Antes de H. M., os cientistas acreditavam que as memórias ficassem distribuídas de maneira ampla no cérebro, e não dependessem de uma única área. Mas ao testar Molaison, pesquisadores em Montreal e Hartford não demoraram a estabelecer que às porções de cérebro removidas - no lobo temporal médio, a uma profundidade cerca de 2,5 centímetros, na altura do ouvido - eram críticas para a formação de novas memórias. Um órgão, o hipocampo, tem papel especialmente importante, e é tema de estudo intensivo.

Em uma série de estudos, Molaison em breve permitiu uma mudança permanente no estudo desse campo, ao demonstrar que parte de sua memória estava completamente intacta. Um estudo conduzido em 1962 pela Dra. Brenda Milner, do Instituto Neurológico de Montreal, descreve uma experiência na qual Molaison tenta traçar uma linha entre duas estrelas de cinco pontas, uma dentro da outra.

A cada vez que ele tentava, a tarefa parecia ser inteiramente nova. No entanto, ele gradualmente ganhou competência nesse exame, o que demonstra que o cérebro tem ao menos dois sistemas para memórias, um para acontecimentos e fatos e o outro para aprendizagem motora ou implícita, para tarefas como tocar violão ou andar de bicicleta.

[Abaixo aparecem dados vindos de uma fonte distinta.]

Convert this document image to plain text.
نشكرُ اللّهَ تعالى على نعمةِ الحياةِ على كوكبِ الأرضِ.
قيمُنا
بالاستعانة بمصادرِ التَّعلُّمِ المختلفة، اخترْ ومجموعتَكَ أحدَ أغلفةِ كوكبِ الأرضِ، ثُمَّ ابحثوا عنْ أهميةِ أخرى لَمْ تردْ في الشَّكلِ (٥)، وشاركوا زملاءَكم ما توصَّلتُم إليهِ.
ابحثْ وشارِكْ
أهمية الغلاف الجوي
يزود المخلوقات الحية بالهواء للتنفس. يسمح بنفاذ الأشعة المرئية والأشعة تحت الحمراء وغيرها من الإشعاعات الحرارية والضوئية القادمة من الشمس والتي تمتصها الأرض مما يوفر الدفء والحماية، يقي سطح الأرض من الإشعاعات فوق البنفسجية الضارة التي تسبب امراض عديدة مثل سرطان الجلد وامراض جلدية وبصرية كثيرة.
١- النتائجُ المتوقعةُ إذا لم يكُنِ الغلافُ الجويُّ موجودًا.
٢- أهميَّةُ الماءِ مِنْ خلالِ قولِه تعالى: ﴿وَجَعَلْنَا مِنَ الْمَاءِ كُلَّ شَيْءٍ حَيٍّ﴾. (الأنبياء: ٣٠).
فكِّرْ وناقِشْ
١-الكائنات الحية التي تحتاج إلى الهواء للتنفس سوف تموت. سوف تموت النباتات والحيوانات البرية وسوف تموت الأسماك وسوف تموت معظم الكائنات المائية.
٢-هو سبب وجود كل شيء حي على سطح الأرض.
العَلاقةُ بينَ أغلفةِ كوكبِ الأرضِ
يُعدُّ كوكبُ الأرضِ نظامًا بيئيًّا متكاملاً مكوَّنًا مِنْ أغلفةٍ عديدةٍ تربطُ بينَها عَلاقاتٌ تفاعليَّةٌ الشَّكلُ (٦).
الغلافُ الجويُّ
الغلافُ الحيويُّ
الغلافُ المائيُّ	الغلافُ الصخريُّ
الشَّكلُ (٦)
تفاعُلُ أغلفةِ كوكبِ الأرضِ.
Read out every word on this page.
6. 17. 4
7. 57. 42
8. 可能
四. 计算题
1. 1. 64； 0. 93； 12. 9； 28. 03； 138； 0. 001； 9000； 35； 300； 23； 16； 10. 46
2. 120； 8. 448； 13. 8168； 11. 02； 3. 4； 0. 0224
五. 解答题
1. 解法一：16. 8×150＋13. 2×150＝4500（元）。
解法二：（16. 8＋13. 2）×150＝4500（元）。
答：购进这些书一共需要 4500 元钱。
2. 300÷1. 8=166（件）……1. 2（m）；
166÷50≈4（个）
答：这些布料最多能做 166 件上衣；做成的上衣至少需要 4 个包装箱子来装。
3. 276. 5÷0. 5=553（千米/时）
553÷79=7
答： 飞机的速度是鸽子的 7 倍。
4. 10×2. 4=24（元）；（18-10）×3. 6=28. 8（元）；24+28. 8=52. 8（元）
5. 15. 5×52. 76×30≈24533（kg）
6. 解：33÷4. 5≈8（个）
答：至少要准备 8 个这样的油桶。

Novo projeto de mapeamento cerebral em San Diego, que pretende catalogar diversos cérebros, os cientistas poderão estudar algumas áreas do cérebro de Molaison com um nível de detalhe que as tomografias não propiciam, a fim de resolver alguns dos mistérios persistentes quanto ao homem e o cérebro.

Molaison surpreendeu os pesquisadores em diversas ocasiões, por exemplo ao demonstrar capacidade de reter memórias novas. Ele era capaz de desenhar uma planta detalhada de sua casa em East Hartford, na qual viveu por anos depois da operação, em companhia dos pais.

Dessa e outras surpresas sugerem que o cérebro de Molaison, privado de seu núcleo central de memória, recrutou áreas vizinhas a fim de tentar compensar a deficiência, segundo os cientistas. Agora, os pesquisadores podem estudar de mais perto essas áreas pouco compreendidas. Uma região, o cortex do para-hipocampo, parece ser a base da memória de "familiaridade", a sensação de que vimos ou ouvimos alguma coisa anteriormente, sem sabermos exatamente onde ou quando.